Quando Gavin Newsom, prefeito de São Francisco, desafiou a lei estadual da Califórnia ao permitir casamento entre pessoas do mesmo sexo, o New York Times louvou-o, considerando ‘suas motivações puras e embasadas’, entre outros elogios. Mas quando Roy Moore, chefe da Justiça de Alabama, também desafiou a lei, um perfil do jornalão disse que ‘grupos de luta pela liberdade civil acusou-o de transformar o tribunal em igreja’. O próprio Times criticou Moore em um editorial, de acordo com Howard Kurtz [The Washington Post, 1o/3/04].
O jornal não está sozinho.
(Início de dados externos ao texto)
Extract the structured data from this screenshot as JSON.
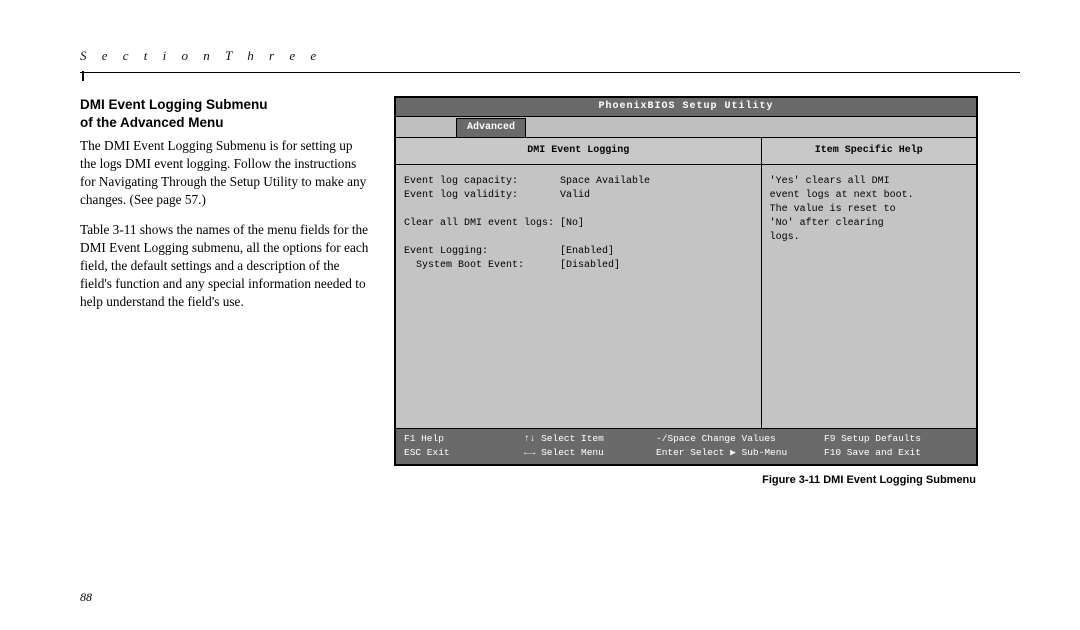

Centenas de meios de comunicação exaltaram Newsom como pioneiro no assunto e os casamentos de São Francisco como uma ocasião festiva, mesmo com a recente afirmação do presidente Bush de uma emenda na Constituição a fim de acabar com esse tipo de casamento. A oposição também é citada, mas o destaque ficou mesmo para Newsom e os casais agraciados pela lei – entre os quais, a apresentadora Rosie O’Donnell e sua parceira.
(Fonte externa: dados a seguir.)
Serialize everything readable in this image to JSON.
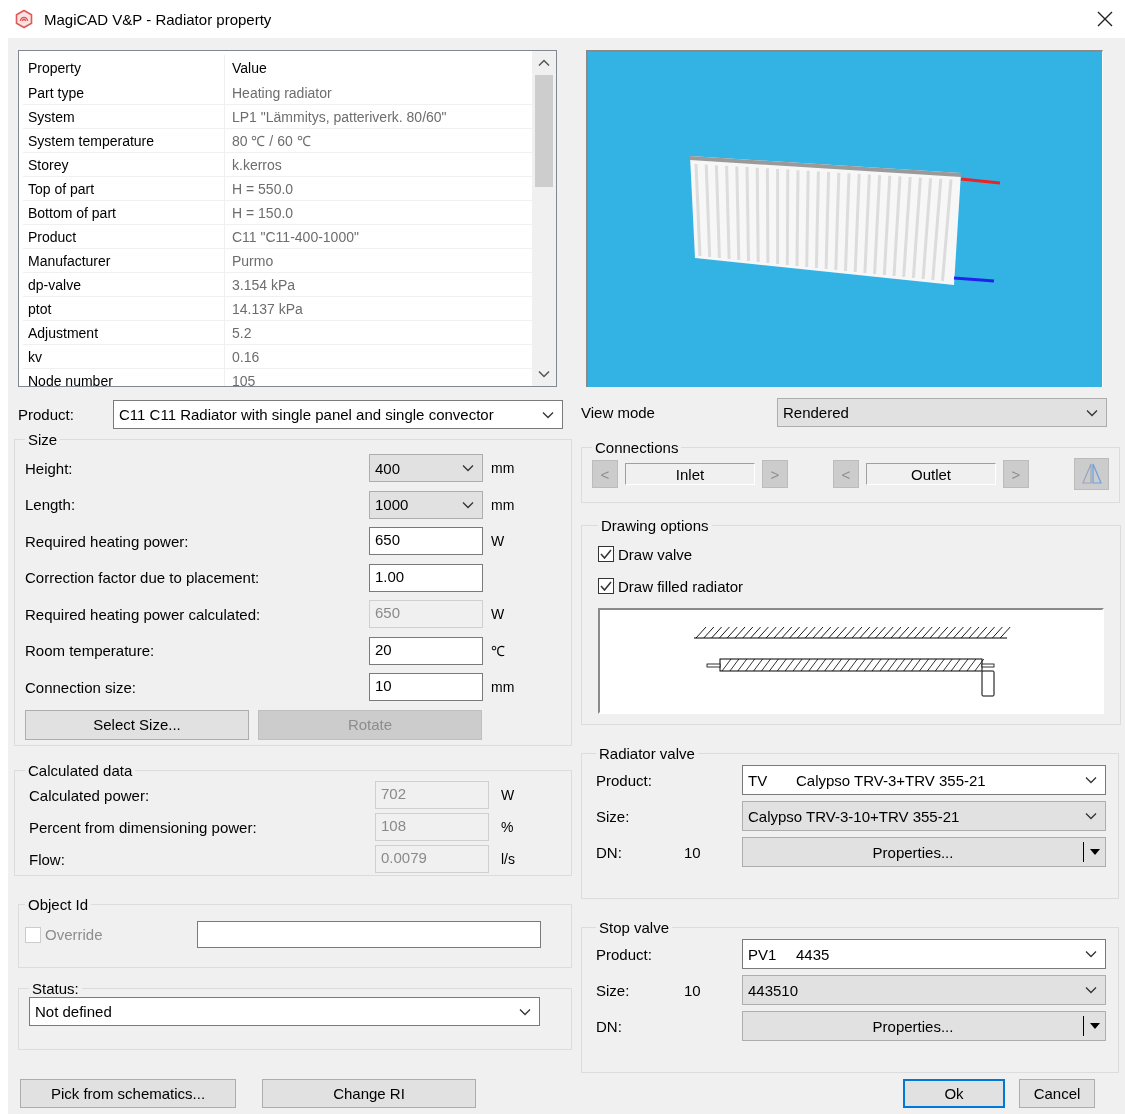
{
  "window": {
    "title": "MagiCAD V&P - Radiator property"
  },
  "property_table": {
    "columns": [
      "Property",
      "Value"
    ],
    "rows": [
      [
        "Part type",
        "Heating radiator"
      ],
      [
        "System",
        "LP1 \"Lämmitys, patteriverk. 80/60\""
      ],
      [
        "System temperature",
        "80 ℃ / 60 ℃"
      ],
      [
        "Storey",
        "k.kerros"
      ],
      [
        "Top of part",
        "H = 550.0"
      ],
      [
        "Bottom of part",
        "H = 150.0"
      ],
      [
        "Product",
        "C11 \"C11-400-1000\""
      ],
      [
        "Manufacturer",
        "Purmo"
      ],
      [
        "dp-valve",
        "3.154 kPa"
      ],
      [
        "ptot",
        "14.137 kPa"
      ],
      [
        "Adjustment",
        "5.2"
      ],
      [
        "kv",
        "0.16"
      ],
      [
        "Node number",
        "105"
      ]
    ]
  },
  "product": {
    "label": "Product:",
    "value": "C11 C11 Radiator with single panel and single convector"
  },
  "size": {
    "title": "Size",
    "fields": [
      {
        "label": "Height:",
        "kind": "dropdown",
        "value": "400",
        "unit": "mm",
        "disabled": false
      },
      {
        "label": "Length:",
        "kind": "dropdown",
        "value": "1000",
        "unit": "mm",
        "disabled": false
      },
      {
        "label": "Required heating power:",
        "kind": "input",
        "value": "650",
        "unit": "W",
        "disabled": false
      },
      {
        "label": "Correction factor due to placement:",
        "kind": "input",
        "value": "1.00",
        "disabled": false
      },
      {
        "label": "Required heating power calculated:",
        "kind": "input",
        "value": "650",
        "unit": "W",
        "disabled": true
      },
      {
        "label": "Room temperature:",
        "kind": "input",
        "value": "20",
        "unit": "℃",
        "disabled": false
      },
      {
        "label": "Connection size:",
        "kind": "input",
        "value": "10",
        "unit": "mm",
        "disabled": false
      }
    ],
    "buttons": [
      {
        "label": "Select Size...",
        "disabled": false
      },
      {
        "label": "Rotate",
        "disabled": true
      }
    ]
  },
  "calculated_data": {
    "title": "Calculated data",
    "fields": [
      {
        "label": "Calculated power:",
        "value": "702",
        "unit": "W",
        "disabled": true
      },
      {
        "label": "Percent from dimensioning power:",
        "value": "108",
        "unit": "%",
        "disabled": true
      },
      {
        "label": "Flow:",
        "value": "0.0079",
        "unit": "l/s",
        "disabled": true
      }
    ]
  },
  "object_id": {
    "title": "Object Id",
    "override": {
      "label": "Override",
      "checked": false,
      "disabled": true
    }
  },
  "status": {
    "title": "Status:",
    "value": "Not defined"
  },
  "left_buttons": [
    {
      "label": "Pick from schematics..."
    },
    {
      "label": "Change RI"
    }
  ],
  "view_mode": {
    "label": "View mode",
    "value": "Rendered"
  },
  "connections": {
    "title": "Connections",
    "items": [
      {
        "prev": {
          "text": "<",
          "disabled": true
        },
        "label": "Inlet",
        "next": {
          "text": ">",
          "disabled": true
        }
      },
      {
        "prev": {
          "text": "<",
          "disabled": true
        },
        "label": "Outlet",
        "next": {
          "text": ">",
          "disabled": true
        }
      }
    ],
    "mirror_disabled": true
  },
  "drawing_options": {
    "title": "Drawing options",
    "options": [
      {
        "label": "Draw valve",
        "checked": true
      },
      {
        "label": "Draw filled radiator",
        "checked": true
      }
    ]
  },
  "radiator_valve": {
    "title": "Radiator valve",
    "rows": [
      {
        "label": "Product:",
        "kind": "combo",
        "code": "TV",
        "value": "Calypso TRV-3+TRV 355-21"
      },
      {
        "label": "Size:",
        "kind": "dropdown",
        "value": "Calypso TRV-3-10+TRV 355-21"
      },
      {
        "label": "DN:",
        "number": "10",
        "kind": "split_button",
        "value": "Properties..."
      }
    ]
  },
  "stop_valve": {
    "title": "Stop valve",
    "rows": [
      {
        "label": "Product:",
        "kind": "combo",
        "code": "PV1",
        "value": "4435"
      },
      {
        "label": "Size:",
        "number": "10",
        "kind": "dropdown",
        "value": "443510"
      },
      {
        "label": "DN:",
        "kind": "split_button",
        "value": "Properties..."
      }
    ]
  },
  "dialog_buttons": [
    {
      "label": "Ok",
      "default": true
    },
    {
      "label": "Cancel",
      "default": false
    }
  ]
}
Alguns jornalistas, como Debra Saunders, do San Francisco Chronicle, e a radialista Laura Ingraham, criticam o título de herói que está sendo dado a Newsom, dizendo que, apesar de defender uma causa nobre e popular, o prefeito está indo contra a lei. ‘Quando o juiz Roy Moore resolveu contrariar a lei, o público o espezinhou. Foi ridicularizado na imprensa’, disse Laura.
Enquanto pesquisas indicam que a maioria do povo americano é contra casamento gay, os editoriais de alguns dos principais jornais dos EUA apóiam-no. ‘Casamento entre indivíduos do mesmo sexo não é ameaça a ninguém, apenas afirma um comprometimento de amor, uma emoção universal’, diz o Boston Globe. ‘Acreditamos que estender os benefícios e responsabilidades do casamento a casais do mesmo sexo seria justo e benéfico; entendemos que muitos americanos sintam o contrário’, afirma o Washington Post. ‘Aqueles que afirmam que esse é o fim da civilização precisam ajustar seus medidores de indignação’, diz o Los Angeles Times.
Deb Price, colunista do Detroit News que casou com sua companheira, Joyce Murdoch, no Canadá no ano passado, diz que a cobertura foge ao contexto. ‘A mídia noticiosa tende a transformar esse grande movimento por direitos civis em um jogo político, e não procura entender porquê os gays querem casar’, afirma Deb. ‘Há algo memorável acontecendo e está sendo coberto como um futebol político’.
Política no ventilador
John Podhoretz, do New York Post [2/3/04], relaciona a polêmica a outras coberturas políticas. Para ele, a maioria das análises e reportagens que chegam ao público sobre a corrida presidencial estão erradas e continuarão assim, justamente porque a mídia deu uma visão tão anti-Bush aos três assuntos que considera os principais deste ano até agora (casamento gay, economia americana e guerra ao terror), que fará o mesmo em se tratando das eleições. A mídia, para Podhoretz, não é apenas oposição ao governo, mas uma ‘oposição apaixonada’ quase unanimemente, e é essa oposição que acaba ofuscando a real situação política nos EUA.
O articulista do Post diz que a defesa do casamento gay provém de uma cisão distorcida dos próprios jornalistas sobre a realidade, uma vez que, mesmo sabendo que a maioria dos americanos é contra a união homossexual, continuam se posicionando a favor dela. O mesmo tipo de distorção, embora em menor grau, assola os campos da economia e da guerra contra o terrorismo. Podhoretz dá o exemplo das críticas ao corte de impostos e do desemprego, noticiados a partir de informações dos democratas a fim de abalar o governo Bush. Sobre a guerra, afirma que a maioria dos jornalistas acha exagerado – senão errado – o comportamento dos EUA desde o fim da guerra no Afeganistão.
‘Não acredite no que lê. Não aceite as análises que ouve na televisão. A inabilidade da imprensa política de lidar com a complexidade da eleição de 2004… já é uma das grandes histórias do ano, e o erro está apenas se aprofundando’, conclui.